Website Design London – Creating the perfect business website
Looking for website design in London or the South East of England, Maybe this article can help you out:
A user’s initial interaction with a brand is often on the web, so first impressions online really do count. For this reason the first question a company should ask when creating or reviewing its website is: “Would people do business with us if all they had to judge us on was our corporate website?”
Creating the “perfect” website is complex; there are multiple audiences with various levels of technical competency to please and the website has to look good and be user-friendly on all levels. Only when you have got the right balance of all these elements will you be on your way to creating the perfect website.
A standout website will have engaging messaging that’s on-brand, conveys the company’s values and positions the organisation as credible, trustworthy and an attractive proposition to do business with or invest in.
Clear signposting is vital. It’s integral to make sure links to consumer sites and customer services are easy to find and there is a clear distinction. Design is important too but it’s tricky to get right because you have to consider the different types of end user and in what context they will use the website.
Typical users for a corporate website will include existing customers, prospects, potential and existing investors, journalists, bloggers, job seekers and Government representatives. Because these users will be a broad selection of people with various levels of technical competency the website has to be user-friendly, with its messaging and user journeys clear, simple and accessible.
Another issue raised by having such a broad audience is the likelihood of users accessing the site via a number of browsing devices. Check your analytics; you may already be getting up to 20 per cent of your traffic on mobiles and tablets.
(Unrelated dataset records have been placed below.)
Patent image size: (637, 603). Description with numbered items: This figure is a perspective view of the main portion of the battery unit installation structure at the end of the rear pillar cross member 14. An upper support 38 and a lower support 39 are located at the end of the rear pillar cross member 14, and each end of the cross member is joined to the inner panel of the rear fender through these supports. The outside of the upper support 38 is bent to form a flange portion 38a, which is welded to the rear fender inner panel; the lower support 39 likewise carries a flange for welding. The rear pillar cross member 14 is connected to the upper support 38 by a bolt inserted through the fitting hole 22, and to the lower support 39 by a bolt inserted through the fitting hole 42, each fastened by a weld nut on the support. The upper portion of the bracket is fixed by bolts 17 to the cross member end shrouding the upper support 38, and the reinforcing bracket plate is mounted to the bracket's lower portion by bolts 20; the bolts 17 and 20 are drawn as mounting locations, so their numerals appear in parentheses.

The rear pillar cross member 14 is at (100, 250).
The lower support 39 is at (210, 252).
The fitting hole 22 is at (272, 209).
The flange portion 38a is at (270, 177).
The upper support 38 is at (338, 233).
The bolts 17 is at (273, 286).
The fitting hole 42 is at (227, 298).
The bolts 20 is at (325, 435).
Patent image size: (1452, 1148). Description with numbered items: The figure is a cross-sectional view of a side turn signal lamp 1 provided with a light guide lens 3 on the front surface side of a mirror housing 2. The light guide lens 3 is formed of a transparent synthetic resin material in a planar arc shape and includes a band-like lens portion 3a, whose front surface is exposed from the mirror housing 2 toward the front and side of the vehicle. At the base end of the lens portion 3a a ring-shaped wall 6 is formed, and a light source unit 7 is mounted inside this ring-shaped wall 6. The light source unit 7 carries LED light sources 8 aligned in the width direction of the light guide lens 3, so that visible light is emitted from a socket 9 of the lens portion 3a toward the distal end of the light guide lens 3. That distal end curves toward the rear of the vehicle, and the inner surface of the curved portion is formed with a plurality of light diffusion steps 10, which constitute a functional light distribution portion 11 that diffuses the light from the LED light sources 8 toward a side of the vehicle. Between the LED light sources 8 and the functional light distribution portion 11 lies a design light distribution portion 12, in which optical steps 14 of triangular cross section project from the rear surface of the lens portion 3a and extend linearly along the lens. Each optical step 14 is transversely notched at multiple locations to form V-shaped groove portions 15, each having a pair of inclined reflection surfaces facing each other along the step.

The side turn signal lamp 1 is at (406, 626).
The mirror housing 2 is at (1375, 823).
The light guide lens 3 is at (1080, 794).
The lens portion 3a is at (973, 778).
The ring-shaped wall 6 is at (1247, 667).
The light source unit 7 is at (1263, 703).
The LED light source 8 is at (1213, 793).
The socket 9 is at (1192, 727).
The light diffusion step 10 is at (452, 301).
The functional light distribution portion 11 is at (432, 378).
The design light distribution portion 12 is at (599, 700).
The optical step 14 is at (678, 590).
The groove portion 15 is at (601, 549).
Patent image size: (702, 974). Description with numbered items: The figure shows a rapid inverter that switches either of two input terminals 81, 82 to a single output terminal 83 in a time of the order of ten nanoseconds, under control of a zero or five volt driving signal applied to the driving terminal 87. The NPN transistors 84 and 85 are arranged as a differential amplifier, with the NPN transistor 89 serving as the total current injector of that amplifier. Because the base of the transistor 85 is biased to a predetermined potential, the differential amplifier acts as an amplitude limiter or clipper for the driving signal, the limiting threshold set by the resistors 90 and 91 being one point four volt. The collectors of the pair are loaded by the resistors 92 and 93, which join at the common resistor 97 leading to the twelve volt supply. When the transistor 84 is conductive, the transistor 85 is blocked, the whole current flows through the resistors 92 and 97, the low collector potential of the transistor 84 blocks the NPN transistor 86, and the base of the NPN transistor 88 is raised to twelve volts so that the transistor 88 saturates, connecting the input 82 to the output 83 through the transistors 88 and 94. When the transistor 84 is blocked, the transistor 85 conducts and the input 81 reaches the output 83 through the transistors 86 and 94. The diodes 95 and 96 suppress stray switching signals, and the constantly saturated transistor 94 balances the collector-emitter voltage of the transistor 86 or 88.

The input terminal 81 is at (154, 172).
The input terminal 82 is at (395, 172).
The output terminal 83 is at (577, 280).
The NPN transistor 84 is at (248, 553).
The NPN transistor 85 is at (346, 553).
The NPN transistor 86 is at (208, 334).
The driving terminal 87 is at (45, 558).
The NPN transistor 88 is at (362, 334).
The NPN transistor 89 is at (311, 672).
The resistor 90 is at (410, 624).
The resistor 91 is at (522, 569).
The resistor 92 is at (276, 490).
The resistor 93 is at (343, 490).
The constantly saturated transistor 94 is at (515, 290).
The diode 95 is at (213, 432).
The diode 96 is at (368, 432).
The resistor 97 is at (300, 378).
With so many different devices being used to browse the web creating a website that provides an optimum user experience across them all can be a challenge. Deploying a responsive design approach where a user’s screen size will determine how your website displays on their device will eliminate the need for multiple applications across different platforms.
The final piece of the jigsaw is compliance. PLCs must comply with corporate governance and provide clear details about your investor relations and share data. The EU Cookie Directive came into force earlier this year meaning website owners need to tell users what they are storing and get their permission before storing it as a cookie in their web browser.
Companies also need to ensure their website is accessible to at least AA standard of the Web Accessibility Initiative.